Integration with Workflow State
Always update workflow_state during discovery:
Start:
workflow_state: "Discovery started for quantum error correction"
Progress:
workflow_state: "Discovery 50% complete, 30 papers found so far"
Complete:
workflow_state: "Discovery complete: 52 papers found in 118 seconds"

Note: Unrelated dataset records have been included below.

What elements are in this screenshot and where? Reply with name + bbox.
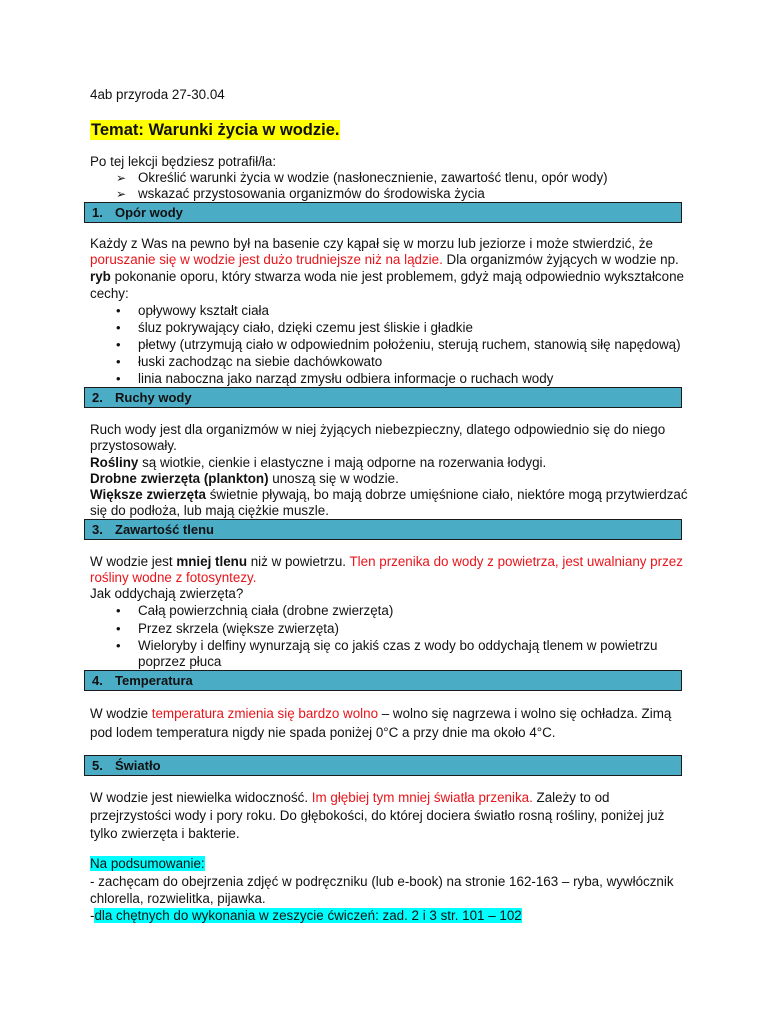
section-title: Opór wody [115, 205, 183, 220]
text-run: niż w powietrzu. [247, 554, 350, 569]
paragraph-line [90, 790, 609, 807]
bullet-dot-icon: • [116, 320, 121, 335]
list-item-continuation: poprzez płuca [138, 654, 222, 669]
list-item-text: płetwy (utrzymują ciało w odpowiednim położeniu, sterują ruchem, stanowią siłę napędową) [138, 337, 681, 352]
section-title: Światło [115, 758, 161, 773]
list-item-text: Całą powierzchnią ciała (drobne zwierzęta) [138, 603, 394, 618]
paragraph-line: pod lodem temperatura nigdy nie spada poniżej 0°C a przy dnie ma około 4°C. [90, 725, 556, 740]
section-number: 2. [92, 390, 103, 405]
summary-assignment: dla chętnych do wykonania w zeszycie ćwiczeń: zad. 2 i 3 str. 101 – 102 [94, 908, 522, 923]
text-run: – wolno się nagrzewa i wolno się ochładza. Zimą [378, 706, 672, 721]
section-title: Ruchy wody [115, 390, 192, 405]
paragraph-line [90, 706, 671, 723]
section-number: 3. [92, 522, 103, 537]
emphasis-bold: Rośliny [90, 455, 139, 470]
paragraph-line [90, 554, 683, 571]
text-run: W wodzie [90, 706, 152, 721]
emphasis-bold: Większe zwierzęta [90, 487, 206, 502]
section-title: Zawartość tlenu [115, 522, 214, 537]
intro-lead: Po tej lekcji będziesz potrafił/ła: [90, 154, 277, 169]
section-header-swiatlo [84, 755, 682, 776]
page-title: Temat: Warunki życia w wodzie. [91, 121, 340, 139]
summary-line: - zachęcam do obejrzenia zdjęć w podręczniku (lub e-book) na stronie 162-163 – ryba, wywłócznik [90, 874, 674, 889]
text-run: - [90, 908, 95, 923]
summary-heading [90, 856, 205, 873]
summary-heading-text: Na podsumowanie: [90, 856, 205, 871]
text-run: pokonanie oporu, który stwarza woda nie jest problemem, gdyż mają odpowiednio wykształcone [110, 269, 684, 284]
arrow-bullet-icon: ➢ [116, 171, 127, 185]
emphasis-bold: Drobne zwierzęta (plankton) [90, 471, 269, 486]
emphasis-red: poruszanie się w wodzie jest dużo trudniejsze niż na lądzie. [90, 252, 443, 267]
text-run: Dla organizmów żyjących w wodzie np. [442, 252, 679, 267]
paragraph-line-red: rośliny wodne z fotosyntezy. [90, 570, 257, 585]
paragraph-line: tylko zwierzęta i bakterie. [90, 826, 240, 841]
arrow-bullet-icon: ➢ [116, 187, 127, 201]
emphasis-red: temperatura zmienia się bardzo wolno [151, 706, 379, 721]
list-item-text: łuski zachodząc na siebie dachówkowato [138, 354, 383, 369]
emphasis-bold: mniej tlenu [176, 554, 248, 569]
emphasis-red: Im głębiej tym mniej światła przenika. [311, 790, 533, 805]
paragraph-line: Ruch wody jest dla organizmów w niej żyjących niebezpieczny, dlatego odpowiednio się do niego [90, 422, 666, 437]
section-header-opor-wody [84, 202, 682, 223]
section-number: 4. [92, 673, 103, 688]
text-run: W wodzie jest niewielka widoczność. [90, 790, 312, 805]
section-header-zawartosc-tlenu [84, 519, 682, 540]
paragraph-line [90, 252, 679, 269]
text-run: świetnie pływają, bo mają dobrze umięśnione ciało, niektóre mogą przytwierdzać [206, 487, 688, 502]
goal-text: Określić warunki życia w wodzie (nasłonecznienie, zawartość tlenu, opór wody) [138, 170, 608, 185]
bullet-dot-icon: • [116, 371, 121, 386]
goal-text: wskazać przystosowania organizmów do środowiska życia [138, 186, 485, 201]
date-line: 4ab przyroda 27-30.04 [90, 87, 225, 102]
section-header-temperatura [84, 670, 682, 691]
text-run: W wodzie jest [90, 554, 177, 569]
paragraph-line: się do podłoża, lub mają ciężkie muszle. [90, 503, 329, 518]
emphasis-bold: ryb [90, 269, 111, 284]
list-item-text: linia naboczna jako narząd zmysłu odbiera informacje o ruchach wody [138, 371, 554, 386]
paragraph-line: cechy: [90, 286, 129, 301]
paragraph-line: przejrzystości wody i pory roku. Do głębokości, do której dociera światło rosną rośliny, poniżej już [90, 808, 665, 823]
bullet-dot-icon: • [116, 303, 121, 318]
bullet-dot-icon: • [116, 603, 121, 618]
bullet-dot-icon: • [116, 621, 121, 636]
paragraph-line [90, 487, 688, 504]
section-number: 1. [92, 205, 103, 220]
paragraph-line [90, 471, 399, 488]
list-item-text: Przez skrzela (większe zwierzęta) [138, 621, 339, 636]
text-run: Zależy to od [532, 790, 610, 805]
paragraph-line: Jak oddychają zwierzęta? [90, 586, 244, 601]
paragraph-line: Każdy z Was na pewno był na basenie czy kąpał się w morzu lub jeziorze i może stwierdzić, że [90, 236, 653, 251]
summary-line: chlorella, rozwielitka, pijawka. [90, 891, 266, 906]
list-item-text: opływowy kształt ciała [138, 303, 269, 318]
section-title: Temperatura [115, 673, 193, 688]
section-header-ruchy-wody [84, 387, 682, 408]
emphasis-red: Tlen przenika do wody z powietrza, jest uwalniany przez [349, 554, 683, 569]
bullet-dot-icon: • [116, 354, 121, 369]
section-number: 5. [92, 758, 103, 773]
text-run: są wiotkie, cienkie i elastyczne i mają odporne na rozerwania łodygi. [138, 455, 547, 470]
text-run: unoszą się w wodzie. [268, 471, 399, 486]
paragraph-line [90, 269, 684, 286]
paragraph-line [90, 455, 546, 472]
list-item-text: Wieloryby i delfiny wynurzają się co jakiś czas z wody bo oddychają tlenem w powietrzu [138, 638, 658, 653]
summary-line [90, 908, 522, 925]
paragraph-line: przystosowały. [90, 438, 177, 453]
list-item-text: śluz pokrywający ciało, dzięki czemu jest śliskie i gładkie [138, 320, 473, 335]
bullet-dot-icon: • [116, 638, 121, 653]
bullet-dot-icon: • [116, 337, 121, 352]
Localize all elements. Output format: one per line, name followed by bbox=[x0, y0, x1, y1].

Update active_papers memory:
"Papers pending download: [list of paper IDs]"
Update research_context:
"Current research: quantum error correction
Latest discovery: Jan 2025, 52 papers"
Quick Reference
Discovery Checklist
Common Parameters
Standard search:
- Date range: Last 2 years
- Max results: 100 per source
- Min relevance: 0.7
Quick search:
- Date range: Last 6 months
- Max results: 50 per source
- Min relevance: 0.8
Comprehensive search:
- Date range: Last 5 years
- Max results: 200 per source
- Min relevance: 0.6
Summary
Your job as Discovery Scout:
- Validate research question exists
- Run discovery across relevant sources
- Monitor progress and handle errors
- Filter results by quality threshold
- Update workflow_state and memory blocks
- Format and return structured results
- Suggest next steps
Key principles:
- Always check if question exists first
- Update workflow_state throughout
- Handle source failures gracefully
- Filter by quality thresholds
- Provide structured, actionable results
Success metric: User gets high-quality, relevant papers quickly with clear next-step options.